- Born: c. 1594 Topkapı Palace, Constantinople, Ottoman Empire
- Died: 16 November 1678 (aged 83–84) Constantinople, Ottoman Empire (present day Istanbul, Turkey)
- Burial: Murad III Mausoleum, Hagia Sophia Mosque
- Spouse: Çuhadar Ahmed Pasha ​ ​(m. 1604; died 1618)​ Sofu Bayram Pasha ​ ​(m. 1618; died 1632)​ Deli Dilaver Pasha ​ ​(m. 1633; died 1668)​
- Dynasty: Ottoman
- Father: Murad III
- Religion: Sunni Islam

= Fahriye Sultan =

Ottoman princess

Fahriye Sultan (Ottoman Turkish: فخری سلطان, also Fahri Sultan; c. 1594 – 16 November 1678), was an Ottoman princess, daughter of Sultan Murad III (reign 1574–1595) of the Ottoman Empire.

== Biography ==
Fahriye Sultan was born around 1594. She couldn't be the daughter of Safiye Sultan - the Haseki Sultan of Sultan Murad III - as in a document dated to 1073 AH (1662), it is mentioned that she was full-sister of Sehime Sultan, another daughter of the Sultan. Their mother being the same unknown woman, she is referred to as Fülane.

In 1595 her father died and her brother, Mehmed III ascended to the throne. In 1603 her brother died and her thirteen-year-old nephew, Ahmed I, ascended to the throne. Ahmed married Fahriye to Çuhadar Ahmed Pasha in 1604. The marriage remained childless and the pasha died in 1618. When Osman II deposed Mustafa I, Fahriye lived in the palace and received the same salary as other members of the dynasty. Her second husband was Sofu Bayram Pasha, whom she married in 1618 and was widowed at his death in 1632. Her third husband was Deli Dilaver Pasha.

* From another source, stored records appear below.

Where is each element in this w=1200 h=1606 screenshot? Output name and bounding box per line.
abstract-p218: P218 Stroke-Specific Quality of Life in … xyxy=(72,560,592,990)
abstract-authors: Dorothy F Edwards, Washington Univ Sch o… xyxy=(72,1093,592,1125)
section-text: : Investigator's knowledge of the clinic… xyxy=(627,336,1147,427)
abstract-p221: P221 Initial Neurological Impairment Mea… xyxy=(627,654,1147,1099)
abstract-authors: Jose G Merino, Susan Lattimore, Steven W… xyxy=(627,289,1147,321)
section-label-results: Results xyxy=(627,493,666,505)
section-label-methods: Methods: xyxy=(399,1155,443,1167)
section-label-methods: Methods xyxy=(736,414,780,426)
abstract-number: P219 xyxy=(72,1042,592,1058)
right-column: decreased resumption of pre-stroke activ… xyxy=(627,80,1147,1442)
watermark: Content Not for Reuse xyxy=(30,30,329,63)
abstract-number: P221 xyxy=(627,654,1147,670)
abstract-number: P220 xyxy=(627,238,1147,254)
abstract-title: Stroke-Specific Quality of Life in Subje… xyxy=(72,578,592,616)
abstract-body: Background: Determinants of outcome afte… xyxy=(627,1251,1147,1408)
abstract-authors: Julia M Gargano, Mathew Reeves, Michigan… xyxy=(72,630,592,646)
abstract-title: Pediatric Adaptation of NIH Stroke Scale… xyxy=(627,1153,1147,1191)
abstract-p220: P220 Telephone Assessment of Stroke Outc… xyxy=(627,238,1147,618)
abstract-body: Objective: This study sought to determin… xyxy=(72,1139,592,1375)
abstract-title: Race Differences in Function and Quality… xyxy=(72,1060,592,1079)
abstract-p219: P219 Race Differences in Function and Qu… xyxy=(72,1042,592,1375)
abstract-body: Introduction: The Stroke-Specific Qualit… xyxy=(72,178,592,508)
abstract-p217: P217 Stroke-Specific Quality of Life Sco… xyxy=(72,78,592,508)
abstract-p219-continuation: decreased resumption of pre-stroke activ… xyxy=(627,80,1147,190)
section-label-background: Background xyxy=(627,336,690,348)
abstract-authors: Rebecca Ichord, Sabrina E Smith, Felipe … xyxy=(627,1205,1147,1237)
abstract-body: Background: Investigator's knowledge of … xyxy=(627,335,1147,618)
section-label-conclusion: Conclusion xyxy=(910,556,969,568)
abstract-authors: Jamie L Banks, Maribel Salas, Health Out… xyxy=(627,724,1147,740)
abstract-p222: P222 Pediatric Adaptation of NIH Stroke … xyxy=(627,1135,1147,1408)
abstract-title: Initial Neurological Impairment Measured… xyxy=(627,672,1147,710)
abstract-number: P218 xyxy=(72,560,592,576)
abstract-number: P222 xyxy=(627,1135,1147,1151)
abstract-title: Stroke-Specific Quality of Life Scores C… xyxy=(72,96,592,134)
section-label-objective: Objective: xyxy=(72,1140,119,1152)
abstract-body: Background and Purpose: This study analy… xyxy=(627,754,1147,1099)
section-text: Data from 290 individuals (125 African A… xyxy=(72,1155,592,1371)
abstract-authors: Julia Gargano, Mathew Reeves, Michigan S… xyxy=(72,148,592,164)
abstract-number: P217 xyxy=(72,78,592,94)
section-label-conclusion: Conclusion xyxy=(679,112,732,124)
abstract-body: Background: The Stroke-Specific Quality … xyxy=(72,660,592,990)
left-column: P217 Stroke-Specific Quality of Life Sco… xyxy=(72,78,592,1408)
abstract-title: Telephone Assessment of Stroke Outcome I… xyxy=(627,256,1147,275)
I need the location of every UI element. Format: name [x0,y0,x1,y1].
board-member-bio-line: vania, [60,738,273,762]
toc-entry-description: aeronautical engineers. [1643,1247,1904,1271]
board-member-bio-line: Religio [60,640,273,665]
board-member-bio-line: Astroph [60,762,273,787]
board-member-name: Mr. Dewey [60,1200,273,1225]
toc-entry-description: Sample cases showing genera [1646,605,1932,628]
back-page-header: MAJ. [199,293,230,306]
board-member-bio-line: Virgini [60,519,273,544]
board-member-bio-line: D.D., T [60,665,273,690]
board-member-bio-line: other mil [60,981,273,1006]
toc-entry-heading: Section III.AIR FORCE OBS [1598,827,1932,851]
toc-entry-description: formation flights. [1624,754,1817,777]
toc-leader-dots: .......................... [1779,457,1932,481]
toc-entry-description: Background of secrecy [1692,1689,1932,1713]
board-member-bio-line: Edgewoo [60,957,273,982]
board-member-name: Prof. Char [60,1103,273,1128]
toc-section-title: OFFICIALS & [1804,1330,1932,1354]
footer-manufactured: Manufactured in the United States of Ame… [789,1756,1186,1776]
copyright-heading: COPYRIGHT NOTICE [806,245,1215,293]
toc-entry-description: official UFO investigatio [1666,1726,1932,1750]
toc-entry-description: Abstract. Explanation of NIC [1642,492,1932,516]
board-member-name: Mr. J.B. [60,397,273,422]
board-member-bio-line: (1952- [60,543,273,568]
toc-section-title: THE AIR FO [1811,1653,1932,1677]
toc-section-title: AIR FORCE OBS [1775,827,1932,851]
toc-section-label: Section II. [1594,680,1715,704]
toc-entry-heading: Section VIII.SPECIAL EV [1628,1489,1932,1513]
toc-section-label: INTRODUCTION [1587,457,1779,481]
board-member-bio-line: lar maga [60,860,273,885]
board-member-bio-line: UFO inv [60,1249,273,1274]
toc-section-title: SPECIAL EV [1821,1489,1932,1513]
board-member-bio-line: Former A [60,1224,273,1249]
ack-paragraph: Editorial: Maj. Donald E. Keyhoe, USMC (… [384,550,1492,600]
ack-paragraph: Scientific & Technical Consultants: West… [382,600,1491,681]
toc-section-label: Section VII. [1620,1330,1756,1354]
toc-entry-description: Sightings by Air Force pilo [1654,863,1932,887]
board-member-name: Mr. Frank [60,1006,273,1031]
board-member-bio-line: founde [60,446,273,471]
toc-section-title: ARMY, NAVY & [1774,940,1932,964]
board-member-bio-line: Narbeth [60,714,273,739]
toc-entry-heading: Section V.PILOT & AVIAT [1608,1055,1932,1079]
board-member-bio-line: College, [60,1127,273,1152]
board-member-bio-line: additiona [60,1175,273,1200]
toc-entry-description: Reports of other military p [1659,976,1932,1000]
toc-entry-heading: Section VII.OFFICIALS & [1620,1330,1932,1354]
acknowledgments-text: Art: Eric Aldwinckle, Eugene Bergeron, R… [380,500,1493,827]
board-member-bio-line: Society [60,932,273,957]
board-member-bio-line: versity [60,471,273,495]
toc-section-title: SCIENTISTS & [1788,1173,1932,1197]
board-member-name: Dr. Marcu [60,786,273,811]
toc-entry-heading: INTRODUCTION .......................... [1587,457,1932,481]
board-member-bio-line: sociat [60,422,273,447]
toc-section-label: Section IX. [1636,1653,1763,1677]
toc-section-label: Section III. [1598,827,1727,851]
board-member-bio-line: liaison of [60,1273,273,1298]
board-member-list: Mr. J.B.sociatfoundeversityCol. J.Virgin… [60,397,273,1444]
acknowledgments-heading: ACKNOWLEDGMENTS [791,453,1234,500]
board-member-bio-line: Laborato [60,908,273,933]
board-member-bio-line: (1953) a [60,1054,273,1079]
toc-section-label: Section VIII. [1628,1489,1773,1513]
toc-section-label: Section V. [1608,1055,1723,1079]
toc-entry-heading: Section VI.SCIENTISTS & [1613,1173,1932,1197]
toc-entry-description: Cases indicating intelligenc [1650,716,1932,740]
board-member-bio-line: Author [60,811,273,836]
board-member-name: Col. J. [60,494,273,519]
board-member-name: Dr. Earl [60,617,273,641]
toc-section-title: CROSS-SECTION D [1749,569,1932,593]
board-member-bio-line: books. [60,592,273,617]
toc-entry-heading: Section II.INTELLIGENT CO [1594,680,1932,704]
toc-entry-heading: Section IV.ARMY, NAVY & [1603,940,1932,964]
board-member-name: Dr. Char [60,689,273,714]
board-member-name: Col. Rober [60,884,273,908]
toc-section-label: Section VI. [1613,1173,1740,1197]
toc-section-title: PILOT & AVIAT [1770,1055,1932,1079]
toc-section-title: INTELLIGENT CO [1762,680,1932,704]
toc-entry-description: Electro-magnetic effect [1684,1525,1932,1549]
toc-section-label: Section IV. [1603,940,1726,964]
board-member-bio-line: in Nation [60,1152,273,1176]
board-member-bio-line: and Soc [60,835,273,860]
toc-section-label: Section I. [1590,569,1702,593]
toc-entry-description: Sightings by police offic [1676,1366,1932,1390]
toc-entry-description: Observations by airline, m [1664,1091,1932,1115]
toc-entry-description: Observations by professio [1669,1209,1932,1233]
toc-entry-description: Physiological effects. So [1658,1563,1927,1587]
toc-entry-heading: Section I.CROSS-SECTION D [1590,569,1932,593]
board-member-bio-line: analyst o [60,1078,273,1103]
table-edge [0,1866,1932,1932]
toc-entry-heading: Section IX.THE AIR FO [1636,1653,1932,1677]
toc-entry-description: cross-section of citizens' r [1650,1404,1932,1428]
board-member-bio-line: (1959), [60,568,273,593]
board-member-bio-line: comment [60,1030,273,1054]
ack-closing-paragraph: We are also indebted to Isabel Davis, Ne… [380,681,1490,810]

During the reign of sultan Murad IV, her stipend was 430 aspers a day. She is known to receive gifts from the Ragusans from the 1640s all up until the 1670s. However, once she was deliberately overlooked for reasons unknown, likely driven by a reduction in public spending. After waiting for a year, she instructed her kethüda to inquire with the ambassadors why their predecessors had not provided her the privileges she was entitled to. When the ambassadors showed no inclination to rectify the situation, she sought the intervention of the grand vizier, sending a copy to Caboga, the Ragusan ambassador. The outcome remains uncertain.

She died on 16 November 1678 in Constantinople.

== In popular culture ==
In the 2015 TV series Muhteşem Yüzyıl: Kösem, Fahriye Sultan is portrayed by Turkish actress Gülcan Arslan.